Philippine inflation may stay at a 14-year high in February, according to the central bank, putting pressure on the monetary authority to sustain its most-aggressive tightening in two decades.
Bangko Sentral ng Pilipinas expects consumer prices to rise anywhere within 8.5 percent and 9.3 percent this month from a year ago, it said in a statement Tuesday.
That compares with the actual 8.7 percent level in January, the fastest since November 2008.
The BSP, which has raised borrowing costs by 400 basis points since May, said it “will continue to adjust its monetary policy stance as necessary to quell price pressures and tamp spillover inflation effects.”
Governor Felipe Medalla said on Friday that there’s scope for BSP to slow rate increases to a quarter point next month.

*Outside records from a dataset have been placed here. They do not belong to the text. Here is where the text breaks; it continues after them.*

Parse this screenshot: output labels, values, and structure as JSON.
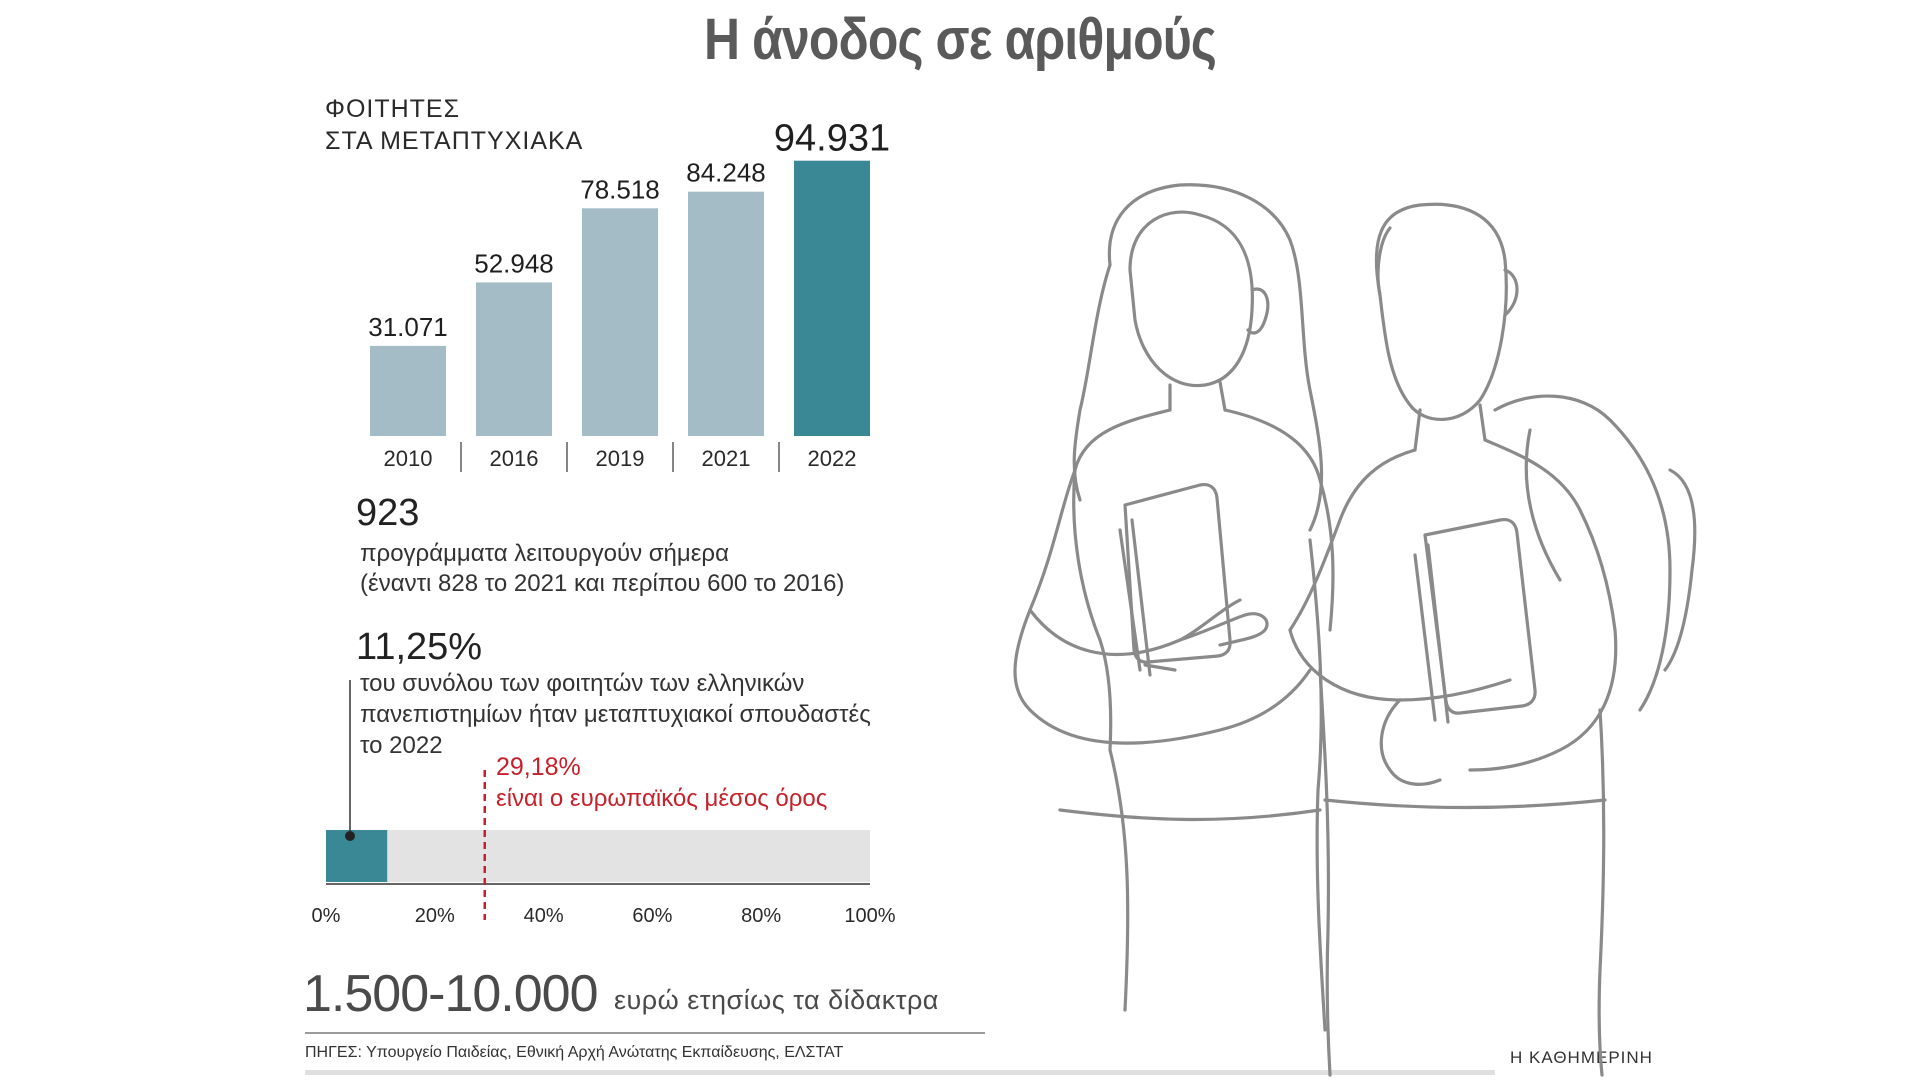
{
  "title": "Η άνοδος σε αριθμούς",
  "colors": {
    "bar_light": "#a3bcc6",
    "bar_highlight": "#3a8795",
    "track": "#e3e3e3",
    "european_marker": "#c8202a",
    "title_gray": "#5a5a5a",
    "illustration_stroke": "#8a8a8a"
  },
  "chart_data": [
    {
      "type": "bar",
      "title_lines": [
        "ΦΟΙΤΗΤΕΣ",
        "ΣΤΑ ΜΕΤΑΠΤΥΧΙΑΚΑ"
      ],
      "categories": [
        "2010",
        "2016",
        "2019",
        "2021",
        "2022"
      ],
      "values": [
        31071,
        52948,
        78518,
        84248,
        94931
      ],
      "value_labels": [
        "31.071",
        "52.948",
        "78.518",
        "84.248",
        "94.931"
      ],
      "highlight_index": 4,
      "ylim": [
        0,
        100000
      ]
    },
    {
      "type": "bar",
      "orientation": "horizontal",
      "value": 11.25,
      "reference_value": 29.18,
      "xlim": [
        0,
        100
      ],
      "tick_labels": [
        "0%",
        "20%",
        "40%",
        "60%",
        "80%",
        "100%"
      ],
      "tick_values": [
        0,
        20,
        40,
        60,
        80,
        100
      ]
    }
  ],
  "programs": {
    "number": "923",
    "lines": [
      "προγράμματα λειτουργούν σήμερα",
      "(έναντι 828 το 2021 και περίπου 600 το 2016)"
    ]
  },
  "share": {
    "number": "11,25%",
    "lines": [
      "του συνόλου των φοιτητών των ελληνικών",
      "πανεπιστημίων ήταν μεταπτυχιακοί σπουδαστές",
      "το 2022"
    ]
  },
  "european": {
    "number": "29,18%",
    "text": "είναι ο ευρωπαϊκός μέσος όρος"
  },
  "fees": {
    "range": "1.500-10.000",
    "text": "ευρώ ετησίως τα δίδακτρα"
  },
  "sources": "ΠΗΓΕΣ: Υπουργείο Παιδείας, Εθνική Αρχή Ανώτατης Εκπαίδευσης, ΕΛΣΤΑΤ",
  "brand": "Η ΚΑΘΗΜΕΡΙΝΗ",
  "illustration": "two-students-line-drawing"
}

Still, central bank officials have maintained readiness to take action against rising inflation expectations, suggesting some runway for policy tightening.
In contrast, Southeast Asian peers Indonesia and Malaysia have paused on rates amid signs of easing inflation. Elsewhere in Asia, India is grappling with stubborn price pressures, although authorities there have slowed the rate action to 25 basis points.
In the Philippines, February inflation was mainly driven by higher prices of liquefied petroleum gas, pork, fish, egg and sugar, the BSP said.